Asie led Nucingen to the Rue Barbette, where, in furnished lodgings kept by an upholsterer, he was led up to the fourth floor.
On finding Esther in a squalid room, dressed as a work-woman, and employed on some embroidery, the millionaire turned pale. At the end of a quarter of an hour, while Asie affected to talk in whispers to Esther, the young old man could hardly speak.
"Montemisselle," said he at length to the unhappy girl, "vill you be so goot as to let me be your protector?"
"Why, I cannot help myself, monsieur," replied Esther, letting fall two large tears.
"Do not veep. I shall make you de happiest of vomen. Only permit that I shall lof you--you shall see."
"Well, well, child, the gentleman is reasonable," said Asie. "He knows that he is more than sixty, and he will be very kind to you. You see, my beauty, I have found you quite a father--I had to say so," Asie whispered to the banker, who was not best pleased. "You cannot catch swallows by firing a pistol at them.--Come here," she went on, leading Nucingen into the adjoining room. "You remember our bargain, my angel?"
Nucingen took out his pocketbook and counted out the hundred thousand francs, which Carlos, hidden in a cupboard, was impatiently waiting for, and which the cook handed over to him.
"Here are the hundred thousand francs our man stakes on Asie. Now we must make him lay on Europe," said Carlos to his confidante when they were on the landing.
And he vanished after giving his instruction to the Malay who went back into the room. She found Esther weeping bitterly.

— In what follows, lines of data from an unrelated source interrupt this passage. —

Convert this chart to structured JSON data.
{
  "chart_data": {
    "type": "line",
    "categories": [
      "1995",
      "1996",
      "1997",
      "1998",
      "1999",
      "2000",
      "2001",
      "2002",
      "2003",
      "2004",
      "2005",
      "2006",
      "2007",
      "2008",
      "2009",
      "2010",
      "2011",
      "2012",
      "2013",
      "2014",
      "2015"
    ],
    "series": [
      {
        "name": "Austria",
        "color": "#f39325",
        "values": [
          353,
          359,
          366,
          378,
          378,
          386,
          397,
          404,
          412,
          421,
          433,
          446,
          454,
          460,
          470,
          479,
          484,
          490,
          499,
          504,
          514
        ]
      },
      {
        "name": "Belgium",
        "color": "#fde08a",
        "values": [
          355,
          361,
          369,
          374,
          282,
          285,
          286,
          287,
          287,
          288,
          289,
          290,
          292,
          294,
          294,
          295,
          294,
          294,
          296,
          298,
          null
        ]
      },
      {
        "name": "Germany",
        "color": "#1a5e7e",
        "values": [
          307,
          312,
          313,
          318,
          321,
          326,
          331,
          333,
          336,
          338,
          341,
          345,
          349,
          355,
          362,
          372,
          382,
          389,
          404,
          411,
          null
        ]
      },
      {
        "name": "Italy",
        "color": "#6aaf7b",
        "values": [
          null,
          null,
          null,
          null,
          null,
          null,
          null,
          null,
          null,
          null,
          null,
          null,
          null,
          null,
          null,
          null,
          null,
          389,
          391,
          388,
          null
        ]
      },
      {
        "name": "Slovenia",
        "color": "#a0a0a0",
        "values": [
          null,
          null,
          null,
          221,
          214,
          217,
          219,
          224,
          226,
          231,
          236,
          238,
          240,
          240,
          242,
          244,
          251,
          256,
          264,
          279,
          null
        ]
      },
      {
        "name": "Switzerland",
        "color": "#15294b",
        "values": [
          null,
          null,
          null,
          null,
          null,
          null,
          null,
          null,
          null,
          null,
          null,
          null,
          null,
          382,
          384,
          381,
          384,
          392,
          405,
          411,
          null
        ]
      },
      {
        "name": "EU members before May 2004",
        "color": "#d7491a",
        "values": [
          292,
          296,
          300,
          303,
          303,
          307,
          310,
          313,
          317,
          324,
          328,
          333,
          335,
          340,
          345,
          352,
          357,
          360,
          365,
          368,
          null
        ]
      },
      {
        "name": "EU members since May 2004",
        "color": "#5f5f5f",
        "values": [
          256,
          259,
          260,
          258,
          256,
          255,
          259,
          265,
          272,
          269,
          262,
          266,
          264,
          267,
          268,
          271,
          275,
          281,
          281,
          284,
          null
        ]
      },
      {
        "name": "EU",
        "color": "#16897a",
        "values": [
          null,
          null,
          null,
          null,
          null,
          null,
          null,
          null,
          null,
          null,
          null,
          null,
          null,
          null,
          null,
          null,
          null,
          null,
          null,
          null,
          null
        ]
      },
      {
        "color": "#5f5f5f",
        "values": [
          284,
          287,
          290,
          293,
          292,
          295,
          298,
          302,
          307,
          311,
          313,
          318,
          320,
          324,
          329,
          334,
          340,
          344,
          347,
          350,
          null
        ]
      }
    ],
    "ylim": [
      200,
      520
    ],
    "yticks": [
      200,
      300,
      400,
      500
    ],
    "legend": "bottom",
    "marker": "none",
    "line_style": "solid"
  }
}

The poor girl, like a criminal condemned to death, had woven a romance of hope, and the fatal hour had tolled.
"My dear children," said Asie, "where do you mean to go?--For the Baron de Nucingen----"
Esther looked at the great banker with a start of surprise that was admirably acted.
"Ja, mein kind, I am dat Baron von Nucingen."
"The Baron de Nucingen must not, cannot remain in such a room as this,"
Asie went on. "Listen to me; your former maid Eugenie."
"Eugenie, from the Rue Taitbout?" cried the Baron.